Delirium wrote:
I certainly hope it can be done in a reasonable way, but I'm wondering if there's been any thought as to how to differentiate this from Indymedia? From what I can tell, Indymedia does use bylined reporters for many of its articles, but they still end up generally being, well, not very neutral. Hopefully Wikinews would end up rather more credible than Indymedia, but how to ensure that?
I think these are reasonable questions, and I also think that there are reasonable answers to them.
The core answer is: wiki. By removing an ethos of "individual ownership" over particular articles, and replacing it with an ethos of "consensus", the sharpest edges of bias get worn down very quickly.
But somehow it seems like it'll naturally attract more of the other sort of people---activists who are reporting with a particular agenda in mind. That tends to lead to the facts being arranged to fit the pre-held agenda, rather than the other way around...

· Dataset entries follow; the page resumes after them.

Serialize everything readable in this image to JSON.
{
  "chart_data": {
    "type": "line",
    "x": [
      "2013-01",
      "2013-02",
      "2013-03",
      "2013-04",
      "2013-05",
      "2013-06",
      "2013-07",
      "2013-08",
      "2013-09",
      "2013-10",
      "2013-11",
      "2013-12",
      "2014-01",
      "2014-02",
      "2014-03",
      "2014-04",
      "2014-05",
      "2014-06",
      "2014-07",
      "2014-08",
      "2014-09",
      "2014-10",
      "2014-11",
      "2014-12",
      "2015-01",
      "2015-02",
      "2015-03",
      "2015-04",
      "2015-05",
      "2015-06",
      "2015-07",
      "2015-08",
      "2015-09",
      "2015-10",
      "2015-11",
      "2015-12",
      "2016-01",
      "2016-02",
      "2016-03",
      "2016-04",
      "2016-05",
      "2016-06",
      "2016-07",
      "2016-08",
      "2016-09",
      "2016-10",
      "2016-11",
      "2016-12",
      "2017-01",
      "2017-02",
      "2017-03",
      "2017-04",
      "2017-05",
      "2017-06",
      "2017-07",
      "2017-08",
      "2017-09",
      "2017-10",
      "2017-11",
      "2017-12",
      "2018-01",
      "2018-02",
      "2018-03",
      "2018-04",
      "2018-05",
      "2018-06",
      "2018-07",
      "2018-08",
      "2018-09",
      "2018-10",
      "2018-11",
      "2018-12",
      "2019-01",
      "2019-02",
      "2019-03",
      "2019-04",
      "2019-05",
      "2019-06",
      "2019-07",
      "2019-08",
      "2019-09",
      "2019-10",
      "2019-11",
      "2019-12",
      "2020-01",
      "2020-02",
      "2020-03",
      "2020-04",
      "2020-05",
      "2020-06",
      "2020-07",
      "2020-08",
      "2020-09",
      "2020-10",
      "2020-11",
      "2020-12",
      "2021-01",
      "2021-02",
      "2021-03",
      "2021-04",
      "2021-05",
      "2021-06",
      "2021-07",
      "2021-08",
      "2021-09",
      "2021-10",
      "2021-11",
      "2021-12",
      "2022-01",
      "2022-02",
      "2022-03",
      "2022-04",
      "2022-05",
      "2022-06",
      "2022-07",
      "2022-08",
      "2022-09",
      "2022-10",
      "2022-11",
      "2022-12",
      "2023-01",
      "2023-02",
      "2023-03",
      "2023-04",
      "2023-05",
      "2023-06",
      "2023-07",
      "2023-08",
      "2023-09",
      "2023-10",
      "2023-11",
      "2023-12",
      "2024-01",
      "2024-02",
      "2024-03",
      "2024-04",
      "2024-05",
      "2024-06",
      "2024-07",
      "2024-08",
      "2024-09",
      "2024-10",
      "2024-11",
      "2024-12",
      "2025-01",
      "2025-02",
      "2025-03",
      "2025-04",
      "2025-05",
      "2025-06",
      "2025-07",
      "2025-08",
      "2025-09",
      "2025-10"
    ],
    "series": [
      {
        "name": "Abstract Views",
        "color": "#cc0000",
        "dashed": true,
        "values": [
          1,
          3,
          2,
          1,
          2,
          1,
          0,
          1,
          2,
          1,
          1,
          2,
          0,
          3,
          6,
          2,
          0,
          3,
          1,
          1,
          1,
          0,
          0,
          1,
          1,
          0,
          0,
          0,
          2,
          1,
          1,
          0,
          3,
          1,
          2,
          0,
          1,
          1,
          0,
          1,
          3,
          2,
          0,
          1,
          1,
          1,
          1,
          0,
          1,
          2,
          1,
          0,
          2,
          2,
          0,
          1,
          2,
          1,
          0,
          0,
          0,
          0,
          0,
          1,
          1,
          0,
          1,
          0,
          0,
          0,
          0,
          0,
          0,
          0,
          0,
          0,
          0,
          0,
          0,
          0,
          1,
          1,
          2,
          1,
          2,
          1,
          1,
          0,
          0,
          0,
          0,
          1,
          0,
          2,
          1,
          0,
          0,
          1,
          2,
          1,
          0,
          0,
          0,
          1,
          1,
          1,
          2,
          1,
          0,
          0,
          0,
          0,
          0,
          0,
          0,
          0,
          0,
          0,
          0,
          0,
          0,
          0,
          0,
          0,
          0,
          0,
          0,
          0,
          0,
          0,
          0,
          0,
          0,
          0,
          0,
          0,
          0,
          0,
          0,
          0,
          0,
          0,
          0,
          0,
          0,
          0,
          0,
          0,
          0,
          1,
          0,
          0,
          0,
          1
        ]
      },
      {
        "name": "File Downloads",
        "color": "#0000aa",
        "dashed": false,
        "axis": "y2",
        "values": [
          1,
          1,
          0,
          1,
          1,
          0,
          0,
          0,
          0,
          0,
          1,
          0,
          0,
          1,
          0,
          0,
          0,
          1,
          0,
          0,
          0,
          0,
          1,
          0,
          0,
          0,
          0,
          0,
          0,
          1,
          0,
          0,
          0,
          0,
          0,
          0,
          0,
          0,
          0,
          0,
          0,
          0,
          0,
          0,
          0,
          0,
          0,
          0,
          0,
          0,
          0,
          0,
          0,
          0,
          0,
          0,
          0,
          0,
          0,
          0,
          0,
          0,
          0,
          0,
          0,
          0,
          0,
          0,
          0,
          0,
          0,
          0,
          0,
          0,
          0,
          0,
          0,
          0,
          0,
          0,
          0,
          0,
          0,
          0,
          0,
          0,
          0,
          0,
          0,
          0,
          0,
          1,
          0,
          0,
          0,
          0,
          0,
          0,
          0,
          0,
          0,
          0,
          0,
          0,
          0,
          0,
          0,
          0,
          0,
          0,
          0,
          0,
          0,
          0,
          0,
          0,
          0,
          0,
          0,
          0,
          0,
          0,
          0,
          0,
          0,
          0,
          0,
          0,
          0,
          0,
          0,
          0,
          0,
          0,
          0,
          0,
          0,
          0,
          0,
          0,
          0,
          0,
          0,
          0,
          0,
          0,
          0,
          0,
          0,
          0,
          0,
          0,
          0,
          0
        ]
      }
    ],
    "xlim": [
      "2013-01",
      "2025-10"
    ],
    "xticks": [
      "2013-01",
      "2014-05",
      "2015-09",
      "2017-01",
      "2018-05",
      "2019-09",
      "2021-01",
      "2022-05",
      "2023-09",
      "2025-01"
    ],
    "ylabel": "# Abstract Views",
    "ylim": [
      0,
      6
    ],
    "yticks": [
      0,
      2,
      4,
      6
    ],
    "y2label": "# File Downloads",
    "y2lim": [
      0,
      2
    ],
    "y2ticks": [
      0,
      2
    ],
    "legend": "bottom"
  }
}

This is entirely possible, but of course, the same can be said of wikipedia, and it is in fact a problem for us (though not terribly much so, most of the time). We have cases where activists camp out on articles and make it quite difficult for alternative perspectives to balance the presentation -- but even so, we still manage to be better in these cases than virtually all other sources.
We live in an era when citizens have to decide which part of the media is more dishonest: organizations like Fox News, which have dropped all pretense of neutrality, or organizations like the New York Times or CBS News, which have dropped the neutrality but kept the pretense.
It would be hard to be much worse than what routinely passes for journalism these days. And I think if we try, we can be a lot better.